El primer paso de la ascesis cristiana es acoger en la vida de todos los días la cruz de Jesucristo. En la persona del Crucificado, nuestra existencia, en lo que tiene de difícil o doloroso, ha encontrado un sentido y una eficacia. Pero esta actitud receptiva ante la cruz no constituye toda la ascesis. El cristiano no es invitado solamente a asumir su sufrimiento y a participar en el de Cristo, por la fe, sino también a ejercitarse en los combates que todos los días debe llevar a cabo contra las fuerzas del mal, la codicia, él mismo.

Esta ascesis activa del cristiano ha podido juzgarse a veces como una lucha mórbida contra sí mismo, contra las potencias naturales del ser humano, contra lo que Dios ha creado y que es bueno. Ahora bien, san Pablo da de la ascesis una concepción militar o deportiva que debe hacernos escapar del combate estéril de un moralismo de introversión. No es problema para el cristiano construirse una antropología dualista, en la que el espíritu y la carne, incluidos el alma y el cuerpo, estarían en lucha.

La disciplina espiritual del cristiano sólo puede ser una con su existencia. No puede tener una vida interior y una vida exterior. Tocamos aquí el drama de la vida espiritual del cristiano moderno que sufre al no poder preparar en su existencia un lugar aparte para la oración y la meditación. Al faltarle el tiempo, y al hacerse invasoras las preocupaciones, se desespera por no poder rezar mejor. En realidad, lucha contra sí mismo, busca una ley, un marco de vida interior que rompa el determinismo de su agitada vida; se agota en un combate contra su naturaleza y contra las exigencias de la vida moderna que le atosigan por todas partes.

<<Por lo demás, fortaleceos con el Señor y con su fuerza poderosa.

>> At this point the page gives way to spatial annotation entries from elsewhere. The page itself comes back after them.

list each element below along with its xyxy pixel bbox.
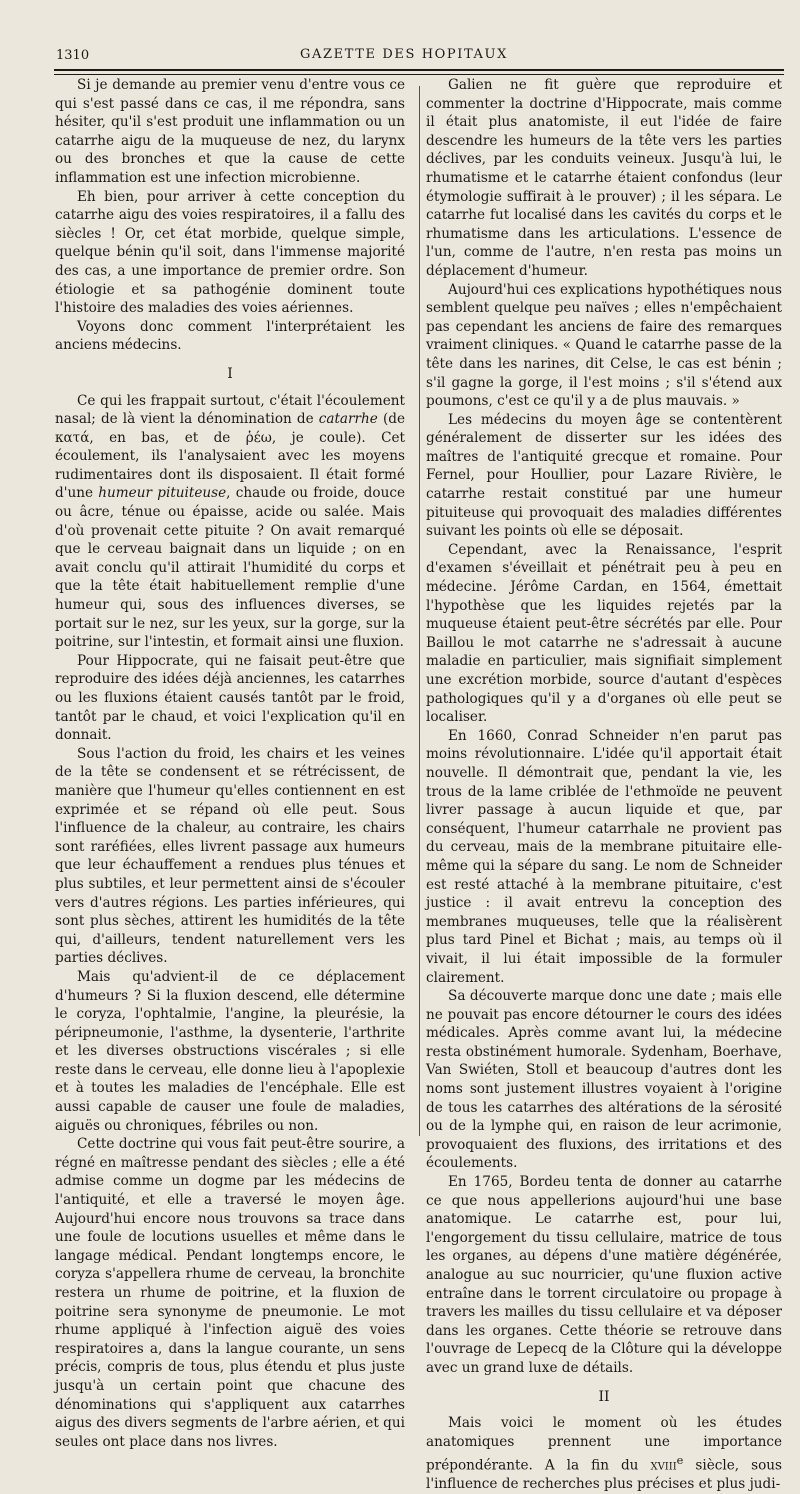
term-catarrhe: catarrhe — [318, 411, 378, 428]
paragraph: Voyons donc comment l'interprétaient les anciens médecins. — [55, 318, 405, 354]
paragraph: En 1660, Conrad Schneider n'en parut pas moins révolutionnaire. L'idée qu'il apportait était nouvelle. Il démontrait que, pendant la vie, les trous de la lame criblée de l'ethmoïde ne peuvent livrer passage à aucun liquide et que, par conséquent, l'humeur catarrhale ne provient pas du cerveau, mais de la membrane pituitaire elle-même qui la sépare du sang. Le nom de Schneider est resté attaché à la membrane pituitaire, c'est justice : il avait entrevu la conception des membranes muqueuses, telle que la réalisèrent plus tard Pinel et Bichat ; mais, au temps où il vivait, il lui était impossible de la formuler clairement. — [426, 727, 782, 986]
century-superscript: e — [676, 1453, 684, 1468]
paragraph: Les médecins du moyen âge se contentèrent généralement de disserter sur les idées des maîtres de l'antiquité grecque et romaine. Pour Fernel, pour Houllier, pour Lazare Rivière, le catarrhe restait constitué par une humeur pituiteuse qui provoquait des maladies différentes suivant les points où elle se déposait. — [426, 411, 782, 540]
paragraph: Mais qu'advient-il de ce déplacement d'humeurs ? Si la fluxion descend, elle détermine le coryza, l'ophtalmie, l'angine, la pleurésie, la péripneumonie, l'asthme, la dysenterie, l'arthrite et les diverses obstructions viscérales ; si elle reste dans le cerveau, elle donne lieu à l'apoplexie et à toutes les maladies de l'encéphale. Elle est aussi capable de causer une foule de maladies, aiguës ou chroniques, fébriles ou non. — [55, 968, 405, 1134]
left-column — [55, 76, 405, 1451]
journal-title: GAZETTE DES HOPITAUX — [300, 47, 508, 62]
right-column — [426, 76, 782, 1494]
paragraph: Eh bien, pour arriver à cette conception du catarrhe aigu des voies respiratoires, il a fallu des siècles ! Or, cet état morbide, quelque simple, quelque bénin qu'il soit, dans l'immense majorité des cas, a une importance de premier ordre. Son étiologie et sa pathogénie dominent toute l'histoire des maladies des voies aériennes. — [55, 188, 405, 317]
paragraph: Cependant, avec la Renaissance, l'esprit d'examen s'éveillait et pénétrait peu à peu en médecine. Jérôme Cardan, en 1564, émettait l'hypothèse que les liquides rejetés par la muqueuse étaient peut-être sécrétés par elle. Pour Baillou le mot catarrhe ne s'adressait à aucune maladie en particulier, mais signifiait simplement une excrétion morbide, source d'autant d'espèces pathologiques qu'il y a d'organes où elle peut se localiser. — [426, 541, 782, 726]
section-heading-1: I — [227, 365, 233, 382]
text-run: siècle, sous l'influence de recherches plus précises et plus judi- — [426, 1457, 782, 1493]
text-run: , chaude ou froide, douce ou âcre, ténue ou épaisse, acide ou salée. Mais d'où provenait cette pituite ? On avait remarqué que le cerveau baignait dans un liquide ; on en avait conclu qu'il attirait l'humidité du corps et que la tête était habituellement remplie d'une humeur qui, sous des influences diverses, se portait sur le nez, sur les yeux, sur la gorge, sur la poitrine, sur l'intestin, et formait ainsi une fluxion. — [55, 485, 405, 651]
paragraph: Sous l'action du froid, les chairs et les veines de la tête se condensent et se rétrécissent, de manière que l'humeur qu'elles contiennent en est exprimée et se répand où elle peut. Sous l'influence de la chaleur, au contraire, les chairs sont raréfiées, elles livrent passage aux humeurs que leur échauffement a rendues plus ténues et plus subtiles, et leur permettent ainsi de s'écouler vers d'autres régions. Les parties inférieures, qui sont plus sèches, attirent les humidités de la tête qui, d'ailleurs, tendent naturellement vers les parties déclives. — [55, 745, 405, 967]
paragraph: Galien ne fit guère que reproduire et commenter la doctrine d'Hippocrate, mais comme il était plus anatomiste, il eut l'idée de faire descendre les humeurs de la tête vers les parties déclives, par les conduits veineux. Jusqu'à lui, le rhumatisme et le catarrhe étaient confondus (leur étymologie suffirait à le prouver) ; il les sépara. Le catarrhe fut localisé dans les cavités du corps et le rhumatisme dans les articulations. L'essence de l'un, comme de l'autre, n'en resta pas moins un déplacement d'humeur. — [426, 77, 782, 279]
column-divider — [419, 86, 420, 1136]
header-rule-thin — [54, 74, 784, 75]
paragraph — [55, 392, 405, 652]
paragraph — [426, 1414, 782, 1494]
header-rule-thick — [54, 69, 784, 71]
section-heading-2: II — [598, 1388, 610, 1405]
term-humeur-pituiteuse: humeur pituiteuse — [98, 485, 227, 502]
paragraph: Cette doctrine qui vous fait peut-être sourire, a régné en maîtresse pendant des siècles ; elle a été admise comme un dogme par les médecins de l'antiquité, et elle a traversé le moyen âge. Aujourd'hui encore nous trouvons sa trace dans une foule de locutions usuelles et même dans le langage médical. Pendant longtemps encore, le coryza s'appellera rhume de cerveau, la bronchite restera un rhume de poitrine, et la fluxion de poitrine sera synonyme de pneumonie. Le mot rhume appliqué à l'infection aiguë des voies respiratoires a, dans la langue courante, un sens précis, compris de tous, plus étendu et plus juste jusqu'à un certain point que chacune des dénominations qui s'appliquent aux catarrhes aigus des divers segments de l'arbre aérien, et qui seules ont place dans nos livres. — [55, 1136, 405, 1450]
text-run: Mais voici le moment où les études anatomiques prennent une importance prépondérante. A la fin du — [426, 1415, 782, 1474]
paragraph: Pour Hippocrate, qui ne faisait peut-être que reproduire des idées déjà anciennes, les catarrhes ou les fluxions étaient causés tantôt par le froid, tantôt par le chaud, et voici l'explication qu'il en donnait. — [55, 652, 405, 744]
page-number: 1310 — [56, 48, 90, 63]
text-run: Ce qui les frappait surtout, c'était l'écoulement nasal; de là vient la dénomination de — [55, 392, 405, 428]
page-header — [54, 44, 754, 66]
century-numeral: xviii — [650, 1457, 677, 1474]
paragraph: Sa découverte marque donc une date ; mais elle ne pouvait pas encore détourner le cours des idées médicales. Après comme avant lui, la médecine resta obstinément humorale. Sydenham, Boerhave, Van Swiéten, Stoll et beaucoup d'autres dont les noms sont justement illustres voyaient à l'origine de tous les catarrhes des altérations de la sérosité ou de la lymphe qui, en raison de leur acrimonie, provoquaient des fluxions, des irritations et des écoulements. — [426, 988, 782, 1172]
paragraph: Aujourd'hui ces explications hypothétiques nous semblent quelque peu naïves ; elles n'empêchaient pas cependant les anciens de faire des remarques vraiment cliniques. « Quand le catarrhe passe de la tête dans les narines, dit Celse, le cas est bénin ; s'il gagne la gorge, il l'est moins ; s'il s'étend aux poumons, c'est ce qu'il y a de plus mauvais. » — [426, 281, 782, 410]
paragraph: En 1765, Bordeu tenta de donner au catarrhe ce que nous appellerions aujourd'hui une base anatomique. Le catarrhe est, pour lui, l'engorgement du tissu cellulaire, matrice de tous les organes, au dépens d'une matière dégénérée, analogue au suc nourricier, qu'une fluxion active entraîne dans le torrent circulatoire ou propage à travers les mailles du tissu cellulaire et va déposer dans les organes. Cette théorie se retrouve dans l'ouvrage de Lepecq de la Clôture qui la développe avec un grand luxe de détails. — [426, 1174, 782, 1376]
paragraph: Si je demande au premier venu d'entre vous ce qui s'est passé dans ce cas, il me répondra, sans hésiter, qu'il s'est produit une inflammation ou un catarrhe aigu de la muqueuse de nez, du larynx ou des bronches et que la cause de cette inflammation est une infection microbienne. — [55, 77, 405, 186]
text-run: (de κατά, en bas, et de ῥέω, je coule). Cet écoulement, ils l'analysaient avec les moyens rudimentaires dont ils disposaient. Il était formé d'une — [55, 411, 405, 502]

Vestid la armadura de Dios para poder resistir las estratagemas del diablo. Pues no peleáis contra seres de carne y hueso, sino contra las autoridades, contra las potestades, contra los soberanos de estas tinieblas, contra espíritus malignos del aire. Por tanto, requerid las armas de Dios para poder resistir el día funesto y manteneros venciendo a todos (Ef 6.10-13)>>.

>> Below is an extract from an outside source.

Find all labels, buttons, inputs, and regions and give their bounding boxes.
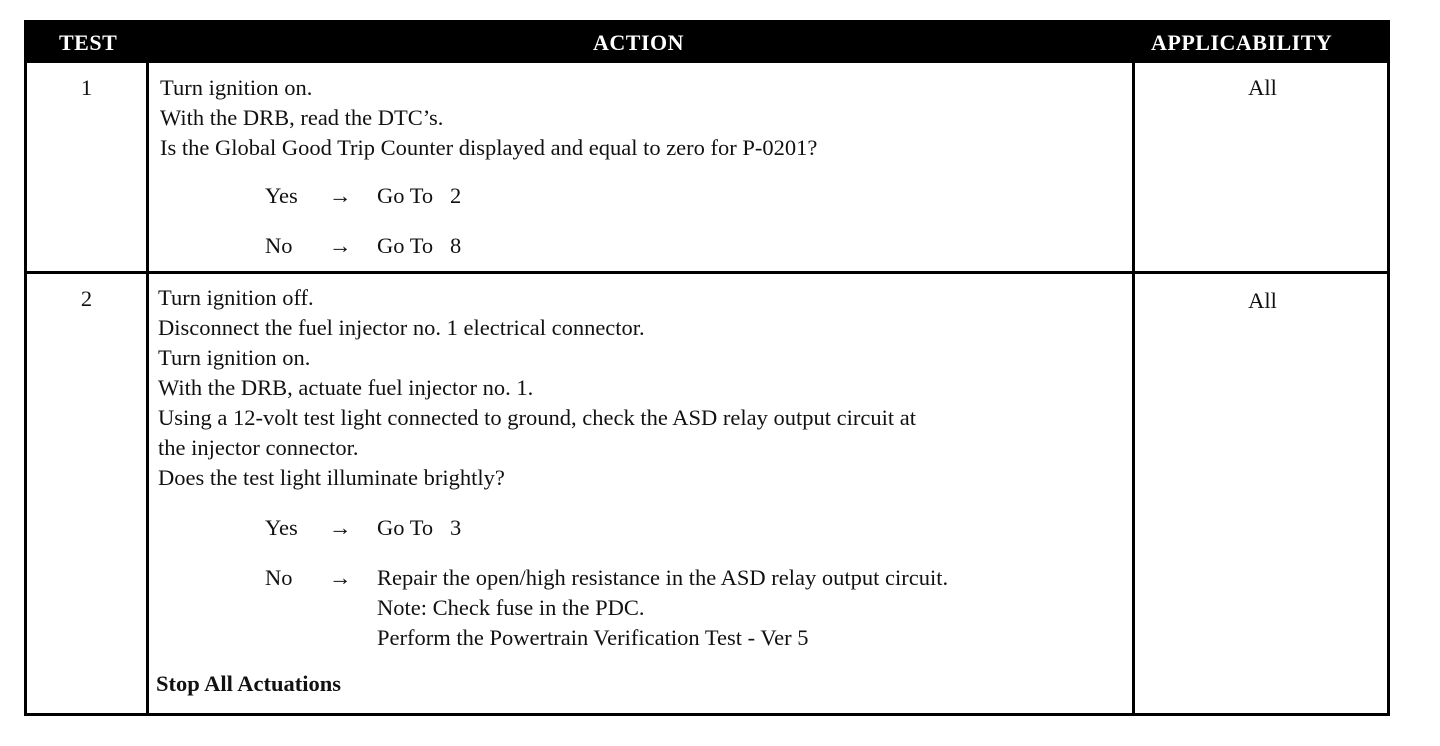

La ascesis, o la disciplina espiritual cristiana es una búsqueda de fuerza, la del Señor, para un combate. Tiene por objeto no vencer a la naturaleza, la carne y la sangre, no suprimir las potencias naturales de amar y combatir, sino al contrario, emplearlas con inteligencia contra las potencias del mal, y así, evitando las asechanzas del que divide y apoyándose en la fuerza de Dios, resistir en los días malos y mantenerse firme.